大人斬殺的那些貪官,已經夠了,我不想再利用您。”
尹巧兒確實夠聰明,但又傻得過分。
人怎能預知以後?誰又能斷定這疫病不會傳開?誰又知道,五日後的那場暴雨,將徹底摧毀她的計劃?
原著中沒有這女子的姓名,或許她早已死去,而疫病卻蔓延開來。
“你打算怎麼做?又要讓多少人染病,才能換來朝廷的重視?”
蘇懷珺無聲地嘆息,這是個愚蠢到不能再愚蠢的事了。
造成這一切的人又是誰呢?仍是陛下的昏庸。
尹巧兒抬眸似是在看蘇懷珺的反應,說道:“這是為了以後的日子。”
那便是不擇手段了。蘇懷珺感到一陣頭疼。尹巧兒帶下山的人已無顯著癥狀,如今皆在控製之中,她竟毫不慌張,山上一定還藏著染病的人。
染病不一定會死,甚至可以喝葯預防,這是神醫留下的底氣,讓尹巧兒有膽子玩弄摸不到的瘟疫。

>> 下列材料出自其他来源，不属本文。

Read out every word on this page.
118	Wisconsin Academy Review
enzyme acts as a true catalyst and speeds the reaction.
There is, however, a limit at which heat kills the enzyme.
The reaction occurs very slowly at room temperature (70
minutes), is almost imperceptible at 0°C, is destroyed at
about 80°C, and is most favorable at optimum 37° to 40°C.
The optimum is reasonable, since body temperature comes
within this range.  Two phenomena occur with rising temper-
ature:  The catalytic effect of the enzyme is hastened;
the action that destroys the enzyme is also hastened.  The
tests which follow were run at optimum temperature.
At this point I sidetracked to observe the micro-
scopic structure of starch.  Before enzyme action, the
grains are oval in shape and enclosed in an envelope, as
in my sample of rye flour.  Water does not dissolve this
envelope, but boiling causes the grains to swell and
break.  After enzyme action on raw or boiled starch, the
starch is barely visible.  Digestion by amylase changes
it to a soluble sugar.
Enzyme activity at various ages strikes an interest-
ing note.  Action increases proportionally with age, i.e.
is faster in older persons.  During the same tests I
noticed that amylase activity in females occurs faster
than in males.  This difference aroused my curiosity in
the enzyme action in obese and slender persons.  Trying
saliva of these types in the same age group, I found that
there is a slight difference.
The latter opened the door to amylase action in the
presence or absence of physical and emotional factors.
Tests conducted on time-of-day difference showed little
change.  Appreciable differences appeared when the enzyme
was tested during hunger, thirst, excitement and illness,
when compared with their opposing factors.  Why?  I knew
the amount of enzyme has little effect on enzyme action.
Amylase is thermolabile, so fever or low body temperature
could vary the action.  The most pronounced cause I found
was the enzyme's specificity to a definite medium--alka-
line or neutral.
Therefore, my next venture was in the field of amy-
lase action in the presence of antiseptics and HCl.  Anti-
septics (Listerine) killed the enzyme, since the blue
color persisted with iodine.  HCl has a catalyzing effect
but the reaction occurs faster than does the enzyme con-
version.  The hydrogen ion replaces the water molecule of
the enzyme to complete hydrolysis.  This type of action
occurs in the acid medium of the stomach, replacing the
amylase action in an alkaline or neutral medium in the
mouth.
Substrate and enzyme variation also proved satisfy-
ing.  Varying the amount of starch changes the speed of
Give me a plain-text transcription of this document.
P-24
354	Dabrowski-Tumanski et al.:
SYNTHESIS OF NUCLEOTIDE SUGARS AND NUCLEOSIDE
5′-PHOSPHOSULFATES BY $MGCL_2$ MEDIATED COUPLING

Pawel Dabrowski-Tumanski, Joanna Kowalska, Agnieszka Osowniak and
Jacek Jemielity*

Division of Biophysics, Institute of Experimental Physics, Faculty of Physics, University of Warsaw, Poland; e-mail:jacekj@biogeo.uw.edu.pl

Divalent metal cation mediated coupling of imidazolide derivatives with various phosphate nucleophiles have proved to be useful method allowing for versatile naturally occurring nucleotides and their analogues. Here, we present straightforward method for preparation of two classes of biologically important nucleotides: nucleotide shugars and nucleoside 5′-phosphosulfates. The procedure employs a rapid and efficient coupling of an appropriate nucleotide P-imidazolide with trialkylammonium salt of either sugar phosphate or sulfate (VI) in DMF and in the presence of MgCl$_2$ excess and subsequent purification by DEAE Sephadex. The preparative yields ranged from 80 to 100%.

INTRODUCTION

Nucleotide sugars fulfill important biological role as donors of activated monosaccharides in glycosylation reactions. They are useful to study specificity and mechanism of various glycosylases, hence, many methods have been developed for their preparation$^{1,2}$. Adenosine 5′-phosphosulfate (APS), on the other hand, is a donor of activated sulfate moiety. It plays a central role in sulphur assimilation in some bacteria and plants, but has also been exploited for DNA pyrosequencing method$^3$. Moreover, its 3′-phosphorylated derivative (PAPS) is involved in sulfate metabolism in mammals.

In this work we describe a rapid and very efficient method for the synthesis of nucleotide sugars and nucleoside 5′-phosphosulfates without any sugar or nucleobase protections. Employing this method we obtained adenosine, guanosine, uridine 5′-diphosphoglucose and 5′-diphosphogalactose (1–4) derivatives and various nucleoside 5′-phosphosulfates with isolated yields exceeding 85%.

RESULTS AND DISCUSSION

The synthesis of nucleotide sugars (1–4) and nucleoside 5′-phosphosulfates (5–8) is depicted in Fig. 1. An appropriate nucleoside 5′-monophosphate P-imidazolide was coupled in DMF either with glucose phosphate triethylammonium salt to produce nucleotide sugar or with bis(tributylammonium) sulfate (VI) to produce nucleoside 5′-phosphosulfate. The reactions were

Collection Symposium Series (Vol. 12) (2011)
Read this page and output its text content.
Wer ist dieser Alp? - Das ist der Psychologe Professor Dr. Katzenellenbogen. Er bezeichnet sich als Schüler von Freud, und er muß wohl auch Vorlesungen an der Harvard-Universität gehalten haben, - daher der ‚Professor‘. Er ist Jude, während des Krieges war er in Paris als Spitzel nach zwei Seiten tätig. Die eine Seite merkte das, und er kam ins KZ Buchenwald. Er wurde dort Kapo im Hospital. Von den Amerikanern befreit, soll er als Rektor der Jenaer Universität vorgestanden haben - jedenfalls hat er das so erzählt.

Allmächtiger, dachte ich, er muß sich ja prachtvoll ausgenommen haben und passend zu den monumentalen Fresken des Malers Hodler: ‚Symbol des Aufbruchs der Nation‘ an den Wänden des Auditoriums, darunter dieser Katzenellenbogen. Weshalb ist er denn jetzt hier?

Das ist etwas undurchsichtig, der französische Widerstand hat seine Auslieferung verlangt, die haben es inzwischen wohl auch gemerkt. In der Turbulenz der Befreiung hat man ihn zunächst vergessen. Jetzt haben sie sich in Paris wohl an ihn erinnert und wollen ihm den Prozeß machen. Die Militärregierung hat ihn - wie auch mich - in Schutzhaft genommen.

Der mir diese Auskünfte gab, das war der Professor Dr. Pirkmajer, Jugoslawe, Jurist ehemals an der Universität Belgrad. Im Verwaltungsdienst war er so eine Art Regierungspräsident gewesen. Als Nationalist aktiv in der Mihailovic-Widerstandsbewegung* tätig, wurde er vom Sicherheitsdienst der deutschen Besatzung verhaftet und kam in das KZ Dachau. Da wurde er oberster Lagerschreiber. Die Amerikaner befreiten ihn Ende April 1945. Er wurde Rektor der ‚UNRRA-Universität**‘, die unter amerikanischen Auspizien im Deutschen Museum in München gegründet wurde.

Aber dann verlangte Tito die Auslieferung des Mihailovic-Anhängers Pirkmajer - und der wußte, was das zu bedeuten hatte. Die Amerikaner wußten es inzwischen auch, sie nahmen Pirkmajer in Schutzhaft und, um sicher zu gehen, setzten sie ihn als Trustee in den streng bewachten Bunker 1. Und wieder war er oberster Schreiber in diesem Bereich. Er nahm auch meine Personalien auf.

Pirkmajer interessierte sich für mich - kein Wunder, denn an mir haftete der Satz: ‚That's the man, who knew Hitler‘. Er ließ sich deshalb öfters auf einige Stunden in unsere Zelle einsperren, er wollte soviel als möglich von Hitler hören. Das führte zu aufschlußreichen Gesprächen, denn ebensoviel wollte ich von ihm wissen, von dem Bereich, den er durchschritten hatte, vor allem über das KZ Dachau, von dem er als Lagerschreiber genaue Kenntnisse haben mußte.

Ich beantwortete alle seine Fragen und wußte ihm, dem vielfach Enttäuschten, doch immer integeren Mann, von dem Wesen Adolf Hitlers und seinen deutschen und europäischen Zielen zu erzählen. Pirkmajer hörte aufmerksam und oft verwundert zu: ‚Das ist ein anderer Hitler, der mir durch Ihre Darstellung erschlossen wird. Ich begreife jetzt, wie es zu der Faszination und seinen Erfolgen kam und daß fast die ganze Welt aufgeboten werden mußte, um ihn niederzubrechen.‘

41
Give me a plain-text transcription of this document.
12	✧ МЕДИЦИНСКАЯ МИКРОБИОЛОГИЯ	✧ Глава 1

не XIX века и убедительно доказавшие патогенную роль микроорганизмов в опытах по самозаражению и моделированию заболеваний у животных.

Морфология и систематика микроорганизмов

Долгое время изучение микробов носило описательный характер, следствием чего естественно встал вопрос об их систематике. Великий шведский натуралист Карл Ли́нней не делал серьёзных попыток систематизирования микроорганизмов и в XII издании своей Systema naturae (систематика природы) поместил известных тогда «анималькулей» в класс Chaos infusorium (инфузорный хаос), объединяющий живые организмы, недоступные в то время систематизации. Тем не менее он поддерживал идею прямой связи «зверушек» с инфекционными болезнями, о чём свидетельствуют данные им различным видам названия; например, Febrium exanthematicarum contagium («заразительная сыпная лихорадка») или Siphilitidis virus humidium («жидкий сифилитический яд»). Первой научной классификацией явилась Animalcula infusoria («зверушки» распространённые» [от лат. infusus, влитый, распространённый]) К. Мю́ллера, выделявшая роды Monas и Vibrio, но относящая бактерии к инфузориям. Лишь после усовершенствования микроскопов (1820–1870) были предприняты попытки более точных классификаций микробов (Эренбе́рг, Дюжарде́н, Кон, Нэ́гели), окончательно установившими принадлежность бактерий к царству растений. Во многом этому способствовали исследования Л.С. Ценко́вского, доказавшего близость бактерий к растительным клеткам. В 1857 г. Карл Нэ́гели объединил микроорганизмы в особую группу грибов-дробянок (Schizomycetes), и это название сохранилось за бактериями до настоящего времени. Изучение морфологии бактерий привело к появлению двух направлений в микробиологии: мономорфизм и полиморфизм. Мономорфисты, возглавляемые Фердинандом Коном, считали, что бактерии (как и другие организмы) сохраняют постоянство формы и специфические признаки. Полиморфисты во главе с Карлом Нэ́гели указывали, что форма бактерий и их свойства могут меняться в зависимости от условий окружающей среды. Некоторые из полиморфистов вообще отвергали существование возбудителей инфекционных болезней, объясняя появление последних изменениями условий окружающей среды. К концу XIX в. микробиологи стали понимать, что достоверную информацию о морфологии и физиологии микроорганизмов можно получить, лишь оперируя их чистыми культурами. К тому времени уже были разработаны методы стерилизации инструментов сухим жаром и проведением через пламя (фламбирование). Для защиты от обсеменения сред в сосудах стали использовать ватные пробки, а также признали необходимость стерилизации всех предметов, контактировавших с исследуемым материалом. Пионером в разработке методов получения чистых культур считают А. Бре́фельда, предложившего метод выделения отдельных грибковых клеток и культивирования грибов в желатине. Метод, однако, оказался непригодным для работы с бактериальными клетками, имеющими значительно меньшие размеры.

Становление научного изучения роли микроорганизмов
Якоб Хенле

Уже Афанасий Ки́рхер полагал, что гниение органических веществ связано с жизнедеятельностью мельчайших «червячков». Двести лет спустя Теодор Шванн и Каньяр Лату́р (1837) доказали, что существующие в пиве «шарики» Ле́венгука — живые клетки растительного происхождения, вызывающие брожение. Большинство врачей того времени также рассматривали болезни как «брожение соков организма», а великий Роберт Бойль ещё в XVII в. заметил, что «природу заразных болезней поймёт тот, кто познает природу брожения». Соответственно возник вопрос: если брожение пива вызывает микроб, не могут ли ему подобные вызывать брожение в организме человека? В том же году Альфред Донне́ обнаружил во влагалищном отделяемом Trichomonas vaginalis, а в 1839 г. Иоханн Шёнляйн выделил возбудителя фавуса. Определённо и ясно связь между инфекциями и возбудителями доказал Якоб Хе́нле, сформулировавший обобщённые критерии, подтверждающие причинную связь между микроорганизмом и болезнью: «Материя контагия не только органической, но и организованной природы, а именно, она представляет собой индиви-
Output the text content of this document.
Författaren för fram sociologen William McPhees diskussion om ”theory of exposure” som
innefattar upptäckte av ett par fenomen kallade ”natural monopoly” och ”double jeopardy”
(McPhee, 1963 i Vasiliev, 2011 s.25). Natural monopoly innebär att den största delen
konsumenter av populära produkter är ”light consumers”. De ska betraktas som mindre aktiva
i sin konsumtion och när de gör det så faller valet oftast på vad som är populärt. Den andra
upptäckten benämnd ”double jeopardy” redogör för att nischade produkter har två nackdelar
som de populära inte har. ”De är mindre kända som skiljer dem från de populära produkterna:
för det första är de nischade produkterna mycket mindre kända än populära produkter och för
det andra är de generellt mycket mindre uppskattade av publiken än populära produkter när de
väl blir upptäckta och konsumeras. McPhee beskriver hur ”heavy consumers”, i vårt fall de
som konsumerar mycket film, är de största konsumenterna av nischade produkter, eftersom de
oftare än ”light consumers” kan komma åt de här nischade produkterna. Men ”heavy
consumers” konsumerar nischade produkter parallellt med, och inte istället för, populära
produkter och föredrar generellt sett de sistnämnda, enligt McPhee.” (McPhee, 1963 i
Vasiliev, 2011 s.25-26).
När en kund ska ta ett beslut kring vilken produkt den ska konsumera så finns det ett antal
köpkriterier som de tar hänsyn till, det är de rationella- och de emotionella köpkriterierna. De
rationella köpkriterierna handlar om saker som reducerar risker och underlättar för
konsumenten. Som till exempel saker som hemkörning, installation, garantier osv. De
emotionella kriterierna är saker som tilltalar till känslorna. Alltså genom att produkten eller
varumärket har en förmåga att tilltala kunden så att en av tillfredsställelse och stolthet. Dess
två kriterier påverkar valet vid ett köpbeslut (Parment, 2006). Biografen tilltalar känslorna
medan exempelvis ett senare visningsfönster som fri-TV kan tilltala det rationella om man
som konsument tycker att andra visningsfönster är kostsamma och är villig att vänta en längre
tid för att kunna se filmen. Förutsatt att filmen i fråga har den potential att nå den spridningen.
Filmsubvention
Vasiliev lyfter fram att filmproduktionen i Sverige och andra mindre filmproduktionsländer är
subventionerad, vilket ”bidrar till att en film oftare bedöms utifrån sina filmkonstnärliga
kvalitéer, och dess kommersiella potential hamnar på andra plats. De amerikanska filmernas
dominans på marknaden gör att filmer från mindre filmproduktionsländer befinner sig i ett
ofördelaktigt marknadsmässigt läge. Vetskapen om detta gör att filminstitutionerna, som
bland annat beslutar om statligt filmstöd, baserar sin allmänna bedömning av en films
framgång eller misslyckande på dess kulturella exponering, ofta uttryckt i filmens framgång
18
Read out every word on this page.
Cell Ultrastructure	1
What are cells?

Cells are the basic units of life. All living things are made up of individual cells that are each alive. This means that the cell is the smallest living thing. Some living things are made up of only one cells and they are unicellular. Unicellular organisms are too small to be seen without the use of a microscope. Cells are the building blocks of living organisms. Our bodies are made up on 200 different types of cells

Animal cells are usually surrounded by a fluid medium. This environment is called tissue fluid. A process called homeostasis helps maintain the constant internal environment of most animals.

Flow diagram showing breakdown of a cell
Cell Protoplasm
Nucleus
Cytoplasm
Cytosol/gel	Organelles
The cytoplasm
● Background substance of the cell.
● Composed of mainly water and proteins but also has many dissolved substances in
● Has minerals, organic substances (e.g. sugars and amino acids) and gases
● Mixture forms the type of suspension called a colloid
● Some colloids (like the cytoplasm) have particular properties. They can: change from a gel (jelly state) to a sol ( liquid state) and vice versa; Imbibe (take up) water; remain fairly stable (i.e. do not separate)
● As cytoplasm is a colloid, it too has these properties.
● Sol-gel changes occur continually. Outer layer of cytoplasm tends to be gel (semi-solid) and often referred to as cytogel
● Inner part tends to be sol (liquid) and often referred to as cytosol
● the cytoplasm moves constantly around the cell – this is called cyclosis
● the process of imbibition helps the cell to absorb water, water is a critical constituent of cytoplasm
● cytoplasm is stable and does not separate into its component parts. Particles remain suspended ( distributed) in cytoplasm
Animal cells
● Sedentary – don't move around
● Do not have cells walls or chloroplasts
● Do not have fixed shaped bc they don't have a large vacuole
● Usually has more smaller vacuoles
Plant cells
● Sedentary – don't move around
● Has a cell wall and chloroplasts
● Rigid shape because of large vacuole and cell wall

“你真是放肆,你說朝廷不管,可本宮來了,貪腐的官員都已人頭落地,隻需要撐過幾日,賑災的糧食銀兩便會到,你在做無用之功。”
蘇懷珺握緊了韁繩,聲聲發冷。
尹巧兒怔了一下,她當然知道麵前的蘇大人身份不簡單,一般人怎麼可能這麼雷厲風行地解決掉那些盤根錯節的官員,不留一點殘餘。
唯一的朱梁也是這位蘇大人發現她的馬腳。
尹巧兒此前曾在城門口告示處看到過,陛下立了太子,她茫然地低頭。
蘇懷珺不管尹巧兒有沒有相信,冷道:“讓開。”
“大人…殿下要去哪?”
尹巧兒有點無措,她強撐著冷靜道。
“殿下又怎麼證明,朝廷要管江南呢?”
“你已經做好死的準備了嗎?他們也會因你而死,這都是因為你的錯誤。”
蘇懷珺冷漠地注視著尹巧兒。
她需要想一個辦法,若是來不及修堤,這些染病的人就是禍患。
尹巧兒像是意識到了什麼,她驚恐地瞪大了眼睛。
這位蘇大人並不是什麼仁慈之人啊。
她的丈夫就死在她的刀下,她感謝蘇懷珺的英明之舉,卻在心中憎恨過,她的丈夫做錯過什麼嗎?
與被逼無奈的眾人不同,他是因為見不得這些人在山上也要忍飢挨餓,好歹讓人能在山上活下去了。
他隻是對朝廷有恨,他就該死嗎?
蘇懷珺沒有多餘的時間在與尹巧兒耽擱,她調轉了方向疾行離去。
這是張靖的失職。他縱容百姓上山,無所作為,衙門本有能力壓下一切,他本可處置這些人,卻不作為,任其釀成今日局麵。
既是舊識,都能算作是包庇。
張靖還養著尹巧兒的孩子,這簡直是荒謬。